In 2020 seven genetic variants of the metabolic enzyme SHMT2 were reported to cause a novel brain and heart developmental syndrome (6). SHMT2 can also moonlight and bind to KIRREL3 (1), a synaptic membrane protein linked to several neurological and cognitive disorders including intellectual disability (ID), neurocognitive delay associated with Jacobsen syndrome, and autism spectrum disorder (ASD) (2¿5).
The aim of this project is to investigate the consequences of these variations on the structural fitness of SHMT2 and on its interaction with KIRREL3.
We will achieve this goal by following a biochemical approach and studying the effects of the mutations in vitro at the molecular and atomic level.
Understanding and possibly discerning the effects of the mutations on the moonlighting or the catalytic functions of metabolic enzymes such as SHMT2 is crucial to direct and develop possible therapeutic interventions.
The project aims at understanding the molecular bases of the newly reported neurodevelopmental syndrome associated to genetic variants of SHMT2 (6). We will achieve this goal by following a biochemical approach and studying the effects of the mutation in vitro at the molecular and atomic level. The first task focuses on dissecting the effects of the mutations on the overall structural stability, oligomeric state and catalytic activity of SHMT2. We know that the switch from a stable and ordered conformation to a more flexible and disordered one affects SHMT2 affinity for its cofactor (PLP) and the catalytic activity. However, the oligomeric state of SHMT2 is also crucial for the protein moonlighting activity that is correlated to its ability to undergo post translational modifications (PTM) and protein-protein interactions (PPI). Therefore, the subtle structural changes introduced by the mutations may not only affect the enzymatic properties of SHMT2 but also the other moonlighting functions, as the interaction with KIRREL3-ICD.

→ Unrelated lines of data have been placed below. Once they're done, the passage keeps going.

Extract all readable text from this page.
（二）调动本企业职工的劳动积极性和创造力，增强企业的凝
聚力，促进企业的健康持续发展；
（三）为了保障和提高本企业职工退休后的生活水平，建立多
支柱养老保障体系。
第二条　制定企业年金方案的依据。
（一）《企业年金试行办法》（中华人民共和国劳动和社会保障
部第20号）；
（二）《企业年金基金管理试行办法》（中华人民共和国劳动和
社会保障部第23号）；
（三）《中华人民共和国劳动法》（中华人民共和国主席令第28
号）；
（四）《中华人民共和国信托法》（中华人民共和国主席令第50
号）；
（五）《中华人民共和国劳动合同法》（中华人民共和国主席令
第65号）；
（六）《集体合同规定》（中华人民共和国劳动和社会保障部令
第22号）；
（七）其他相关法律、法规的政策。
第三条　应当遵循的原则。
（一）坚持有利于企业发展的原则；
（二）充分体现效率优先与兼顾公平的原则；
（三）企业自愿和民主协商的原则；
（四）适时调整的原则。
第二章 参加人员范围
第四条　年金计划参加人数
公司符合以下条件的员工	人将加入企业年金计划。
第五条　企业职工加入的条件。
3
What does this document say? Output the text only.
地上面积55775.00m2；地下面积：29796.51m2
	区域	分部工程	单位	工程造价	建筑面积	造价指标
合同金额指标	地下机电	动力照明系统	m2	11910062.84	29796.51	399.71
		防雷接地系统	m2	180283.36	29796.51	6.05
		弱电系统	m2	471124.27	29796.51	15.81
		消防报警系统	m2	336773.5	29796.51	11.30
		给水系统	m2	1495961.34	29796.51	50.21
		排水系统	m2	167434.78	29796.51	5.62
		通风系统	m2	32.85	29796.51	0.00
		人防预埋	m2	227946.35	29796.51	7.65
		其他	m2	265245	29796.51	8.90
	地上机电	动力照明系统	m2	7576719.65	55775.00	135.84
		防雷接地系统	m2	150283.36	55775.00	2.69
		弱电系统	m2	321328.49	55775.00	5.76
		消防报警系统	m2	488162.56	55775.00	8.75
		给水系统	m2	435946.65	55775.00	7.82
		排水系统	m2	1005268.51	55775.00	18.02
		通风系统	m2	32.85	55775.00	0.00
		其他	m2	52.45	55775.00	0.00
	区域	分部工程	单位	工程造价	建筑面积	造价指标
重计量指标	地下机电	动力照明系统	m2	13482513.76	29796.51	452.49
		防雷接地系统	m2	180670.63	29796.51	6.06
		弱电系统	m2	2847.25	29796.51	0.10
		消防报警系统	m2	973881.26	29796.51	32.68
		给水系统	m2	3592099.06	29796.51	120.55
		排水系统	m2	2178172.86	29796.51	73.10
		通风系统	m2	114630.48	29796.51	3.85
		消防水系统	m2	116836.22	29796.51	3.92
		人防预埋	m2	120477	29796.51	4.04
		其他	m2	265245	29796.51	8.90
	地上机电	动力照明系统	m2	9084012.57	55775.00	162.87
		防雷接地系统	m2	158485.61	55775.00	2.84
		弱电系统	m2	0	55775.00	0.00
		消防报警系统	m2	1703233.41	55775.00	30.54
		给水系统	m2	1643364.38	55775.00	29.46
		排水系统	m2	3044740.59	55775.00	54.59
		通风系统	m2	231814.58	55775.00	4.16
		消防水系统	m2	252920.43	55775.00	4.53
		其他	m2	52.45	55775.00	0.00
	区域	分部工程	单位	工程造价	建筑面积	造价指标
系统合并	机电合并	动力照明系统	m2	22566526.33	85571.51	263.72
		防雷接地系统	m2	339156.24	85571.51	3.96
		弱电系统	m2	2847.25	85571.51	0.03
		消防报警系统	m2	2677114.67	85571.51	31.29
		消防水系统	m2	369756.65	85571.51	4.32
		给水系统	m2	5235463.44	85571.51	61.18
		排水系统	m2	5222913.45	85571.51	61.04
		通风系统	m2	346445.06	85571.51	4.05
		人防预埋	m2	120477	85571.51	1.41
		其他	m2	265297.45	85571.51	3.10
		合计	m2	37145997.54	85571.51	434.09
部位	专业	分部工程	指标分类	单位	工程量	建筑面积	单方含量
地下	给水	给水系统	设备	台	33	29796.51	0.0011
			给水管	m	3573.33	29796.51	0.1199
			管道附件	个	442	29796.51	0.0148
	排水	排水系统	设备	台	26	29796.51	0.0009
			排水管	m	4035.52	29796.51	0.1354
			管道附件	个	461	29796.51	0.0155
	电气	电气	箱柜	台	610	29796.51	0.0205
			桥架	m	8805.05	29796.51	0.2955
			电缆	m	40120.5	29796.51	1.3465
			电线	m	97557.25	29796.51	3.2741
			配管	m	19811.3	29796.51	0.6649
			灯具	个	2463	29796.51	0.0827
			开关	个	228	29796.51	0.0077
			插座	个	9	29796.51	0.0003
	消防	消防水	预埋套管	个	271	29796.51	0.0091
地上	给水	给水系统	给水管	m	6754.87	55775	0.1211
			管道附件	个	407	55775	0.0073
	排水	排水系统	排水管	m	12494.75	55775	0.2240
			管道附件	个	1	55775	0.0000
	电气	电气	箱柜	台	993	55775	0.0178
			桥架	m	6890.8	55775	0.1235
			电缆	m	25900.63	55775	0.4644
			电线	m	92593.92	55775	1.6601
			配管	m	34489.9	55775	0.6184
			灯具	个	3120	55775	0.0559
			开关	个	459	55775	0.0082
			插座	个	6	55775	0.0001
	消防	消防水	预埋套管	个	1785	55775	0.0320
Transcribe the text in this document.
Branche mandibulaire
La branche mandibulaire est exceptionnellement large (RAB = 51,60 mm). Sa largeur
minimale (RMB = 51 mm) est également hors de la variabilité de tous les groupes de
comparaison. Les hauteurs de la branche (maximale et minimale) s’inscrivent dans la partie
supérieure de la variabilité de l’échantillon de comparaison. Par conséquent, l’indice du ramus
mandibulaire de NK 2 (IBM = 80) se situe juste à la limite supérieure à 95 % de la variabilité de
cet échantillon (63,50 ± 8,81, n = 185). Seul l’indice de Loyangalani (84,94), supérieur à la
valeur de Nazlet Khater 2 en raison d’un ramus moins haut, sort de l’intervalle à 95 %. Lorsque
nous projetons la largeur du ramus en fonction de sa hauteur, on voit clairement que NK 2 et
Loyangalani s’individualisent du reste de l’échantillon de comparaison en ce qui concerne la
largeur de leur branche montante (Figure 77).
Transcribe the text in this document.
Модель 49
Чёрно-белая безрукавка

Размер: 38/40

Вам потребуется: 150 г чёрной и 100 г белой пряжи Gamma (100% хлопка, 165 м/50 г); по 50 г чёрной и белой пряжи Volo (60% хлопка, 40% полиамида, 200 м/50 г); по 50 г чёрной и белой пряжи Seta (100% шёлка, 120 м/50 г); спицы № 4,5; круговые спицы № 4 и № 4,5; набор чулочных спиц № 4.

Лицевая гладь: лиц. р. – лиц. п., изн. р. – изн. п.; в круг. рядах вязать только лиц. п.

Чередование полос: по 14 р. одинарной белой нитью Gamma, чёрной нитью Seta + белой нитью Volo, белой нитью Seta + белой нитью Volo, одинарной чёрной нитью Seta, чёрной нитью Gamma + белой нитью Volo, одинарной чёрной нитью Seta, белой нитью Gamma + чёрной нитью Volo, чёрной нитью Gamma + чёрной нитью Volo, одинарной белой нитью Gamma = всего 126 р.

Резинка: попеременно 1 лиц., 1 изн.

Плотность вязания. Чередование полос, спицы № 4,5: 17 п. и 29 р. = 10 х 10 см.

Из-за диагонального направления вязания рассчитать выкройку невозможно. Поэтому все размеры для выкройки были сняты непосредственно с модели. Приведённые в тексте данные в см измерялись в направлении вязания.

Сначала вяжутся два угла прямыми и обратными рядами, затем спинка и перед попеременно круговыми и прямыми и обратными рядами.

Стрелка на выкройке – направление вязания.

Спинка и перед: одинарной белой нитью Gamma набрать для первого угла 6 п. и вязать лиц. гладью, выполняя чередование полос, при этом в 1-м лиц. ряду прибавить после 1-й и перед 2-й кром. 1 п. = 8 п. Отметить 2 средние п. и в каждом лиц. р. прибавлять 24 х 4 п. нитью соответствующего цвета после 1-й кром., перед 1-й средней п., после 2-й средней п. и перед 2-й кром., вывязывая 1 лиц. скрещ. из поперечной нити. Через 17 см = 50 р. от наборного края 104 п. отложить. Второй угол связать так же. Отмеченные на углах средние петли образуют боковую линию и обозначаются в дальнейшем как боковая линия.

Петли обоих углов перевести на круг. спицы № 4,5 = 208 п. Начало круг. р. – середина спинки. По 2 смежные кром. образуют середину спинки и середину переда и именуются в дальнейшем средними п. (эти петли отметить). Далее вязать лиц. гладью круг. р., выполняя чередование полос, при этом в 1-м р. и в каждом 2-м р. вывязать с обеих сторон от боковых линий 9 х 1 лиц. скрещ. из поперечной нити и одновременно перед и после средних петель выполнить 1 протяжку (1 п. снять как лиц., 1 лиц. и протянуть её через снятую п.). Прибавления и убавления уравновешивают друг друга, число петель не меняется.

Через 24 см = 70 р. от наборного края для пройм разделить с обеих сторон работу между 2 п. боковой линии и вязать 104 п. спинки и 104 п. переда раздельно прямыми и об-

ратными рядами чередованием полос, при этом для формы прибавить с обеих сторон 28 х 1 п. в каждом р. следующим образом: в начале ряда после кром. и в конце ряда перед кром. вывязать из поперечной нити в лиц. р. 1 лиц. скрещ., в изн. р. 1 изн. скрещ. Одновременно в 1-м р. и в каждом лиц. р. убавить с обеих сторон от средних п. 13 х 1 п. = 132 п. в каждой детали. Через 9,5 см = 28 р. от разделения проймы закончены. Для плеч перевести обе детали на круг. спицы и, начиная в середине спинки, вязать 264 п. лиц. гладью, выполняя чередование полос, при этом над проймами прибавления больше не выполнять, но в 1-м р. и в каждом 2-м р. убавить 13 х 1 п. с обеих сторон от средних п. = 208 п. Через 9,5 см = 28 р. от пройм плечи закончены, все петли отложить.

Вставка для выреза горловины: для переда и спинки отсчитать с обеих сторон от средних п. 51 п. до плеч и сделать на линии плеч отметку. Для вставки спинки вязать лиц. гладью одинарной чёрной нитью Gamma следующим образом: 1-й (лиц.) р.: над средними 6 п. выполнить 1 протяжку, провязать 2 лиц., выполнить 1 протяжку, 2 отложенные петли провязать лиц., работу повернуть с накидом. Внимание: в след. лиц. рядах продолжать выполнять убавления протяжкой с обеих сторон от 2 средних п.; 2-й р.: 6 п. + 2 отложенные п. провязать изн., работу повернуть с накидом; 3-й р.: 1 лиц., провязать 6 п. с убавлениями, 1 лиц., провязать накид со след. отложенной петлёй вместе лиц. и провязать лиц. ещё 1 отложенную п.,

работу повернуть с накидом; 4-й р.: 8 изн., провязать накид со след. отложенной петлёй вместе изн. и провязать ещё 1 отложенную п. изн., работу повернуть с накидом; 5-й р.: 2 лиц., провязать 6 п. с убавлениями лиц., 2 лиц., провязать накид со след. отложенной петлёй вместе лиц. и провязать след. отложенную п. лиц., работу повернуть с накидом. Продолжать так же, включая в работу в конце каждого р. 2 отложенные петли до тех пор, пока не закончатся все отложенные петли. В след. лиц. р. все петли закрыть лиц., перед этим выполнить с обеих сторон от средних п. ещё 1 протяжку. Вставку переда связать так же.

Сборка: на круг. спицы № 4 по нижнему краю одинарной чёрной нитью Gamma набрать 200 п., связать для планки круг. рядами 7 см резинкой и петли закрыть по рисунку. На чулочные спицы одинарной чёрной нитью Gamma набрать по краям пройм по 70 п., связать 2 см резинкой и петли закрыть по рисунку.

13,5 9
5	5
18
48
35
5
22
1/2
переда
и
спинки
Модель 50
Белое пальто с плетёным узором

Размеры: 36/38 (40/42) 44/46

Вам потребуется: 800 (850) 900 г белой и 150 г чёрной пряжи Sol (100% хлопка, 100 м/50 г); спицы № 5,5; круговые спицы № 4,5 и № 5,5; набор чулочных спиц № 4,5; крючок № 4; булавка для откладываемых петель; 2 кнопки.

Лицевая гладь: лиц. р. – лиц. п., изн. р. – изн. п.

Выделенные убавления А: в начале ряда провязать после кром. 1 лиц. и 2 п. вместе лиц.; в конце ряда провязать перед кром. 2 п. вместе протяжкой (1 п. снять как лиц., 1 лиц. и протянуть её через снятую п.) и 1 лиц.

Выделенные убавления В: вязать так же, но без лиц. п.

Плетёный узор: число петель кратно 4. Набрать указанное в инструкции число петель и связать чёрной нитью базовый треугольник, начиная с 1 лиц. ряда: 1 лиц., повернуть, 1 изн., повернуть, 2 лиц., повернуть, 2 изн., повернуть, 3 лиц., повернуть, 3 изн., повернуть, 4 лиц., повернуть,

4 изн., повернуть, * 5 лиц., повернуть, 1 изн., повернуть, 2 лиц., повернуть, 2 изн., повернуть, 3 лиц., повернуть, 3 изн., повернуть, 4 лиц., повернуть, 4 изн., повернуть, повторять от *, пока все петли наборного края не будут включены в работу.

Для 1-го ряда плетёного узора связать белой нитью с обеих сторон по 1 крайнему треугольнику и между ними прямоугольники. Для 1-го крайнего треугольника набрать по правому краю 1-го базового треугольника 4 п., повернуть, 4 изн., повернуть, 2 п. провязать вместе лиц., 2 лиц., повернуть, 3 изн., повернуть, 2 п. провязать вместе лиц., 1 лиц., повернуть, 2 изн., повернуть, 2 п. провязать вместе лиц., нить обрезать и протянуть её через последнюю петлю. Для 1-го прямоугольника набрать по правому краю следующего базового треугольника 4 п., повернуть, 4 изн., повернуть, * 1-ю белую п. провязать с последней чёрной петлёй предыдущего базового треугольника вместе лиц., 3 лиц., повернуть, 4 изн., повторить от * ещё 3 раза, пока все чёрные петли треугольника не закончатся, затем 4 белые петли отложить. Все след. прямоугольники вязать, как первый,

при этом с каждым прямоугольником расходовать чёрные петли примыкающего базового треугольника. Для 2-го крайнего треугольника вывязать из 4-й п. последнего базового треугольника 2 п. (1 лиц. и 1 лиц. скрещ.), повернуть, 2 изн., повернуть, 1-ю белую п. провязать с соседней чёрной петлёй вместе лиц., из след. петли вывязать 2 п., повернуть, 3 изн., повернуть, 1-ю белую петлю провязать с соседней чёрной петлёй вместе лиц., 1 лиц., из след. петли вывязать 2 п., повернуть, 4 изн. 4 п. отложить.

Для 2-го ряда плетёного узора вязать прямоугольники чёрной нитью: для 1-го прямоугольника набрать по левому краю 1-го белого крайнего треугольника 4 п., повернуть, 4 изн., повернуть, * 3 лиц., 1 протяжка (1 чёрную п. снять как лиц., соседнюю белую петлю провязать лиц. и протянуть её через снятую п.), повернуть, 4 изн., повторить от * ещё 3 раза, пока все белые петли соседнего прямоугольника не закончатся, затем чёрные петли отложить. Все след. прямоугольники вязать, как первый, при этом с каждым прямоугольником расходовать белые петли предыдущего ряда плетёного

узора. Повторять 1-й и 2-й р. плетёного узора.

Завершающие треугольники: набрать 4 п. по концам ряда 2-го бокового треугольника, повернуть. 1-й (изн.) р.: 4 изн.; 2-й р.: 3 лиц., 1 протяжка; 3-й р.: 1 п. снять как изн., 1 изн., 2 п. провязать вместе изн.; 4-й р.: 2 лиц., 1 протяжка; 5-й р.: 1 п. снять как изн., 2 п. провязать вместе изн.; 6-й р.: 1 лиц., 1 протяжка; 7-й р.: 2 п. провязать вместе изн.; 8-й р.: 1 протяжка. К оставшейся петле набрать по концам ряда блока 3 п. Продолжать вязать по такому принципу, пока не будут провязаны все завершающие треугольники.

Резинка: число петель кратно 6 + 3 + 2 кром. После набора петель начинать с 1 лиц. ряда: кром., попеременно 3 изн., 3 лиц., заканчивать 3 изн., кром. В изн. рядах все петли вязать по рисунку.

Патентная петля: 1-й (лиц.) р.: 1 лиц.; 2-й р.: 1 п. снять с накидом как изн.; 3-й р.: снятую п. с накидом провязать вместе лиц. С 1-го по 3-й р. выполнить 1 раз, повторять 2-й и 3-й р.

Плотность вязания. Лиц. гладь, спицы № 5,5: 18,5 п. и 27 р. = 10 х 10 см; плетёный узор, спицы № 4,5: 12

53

Understanding and possibly separating the effects of the mutations on the moonlighting or the catalytic functions is crucial to direct the therapeutic interventions. Although the symptoms of the syndrome point to multifactorial effects, the results of Task 1 will pave the way for a deeper understanding of the failing pathways involved in the syndrome. Task 2 is somewhat more speculative, but the expected results will be of great interest. The involvement of metabolic enzymes such as SHMT in regulation of other cellular pathways by moonlighting activities is recently emerging as a novel regulatory level that is still mostly shrouded in mystery. The interaction of SHMT2 with KIRREL3 points to a direct involvement of SHMT2 in synaptic development and function by participating in one or more protein-protein complexes. The main aim of Task 2 will be to investigate these interactions as a starting point to understand the mechanism of action of these sophisticated regulatory protein-protein complexes.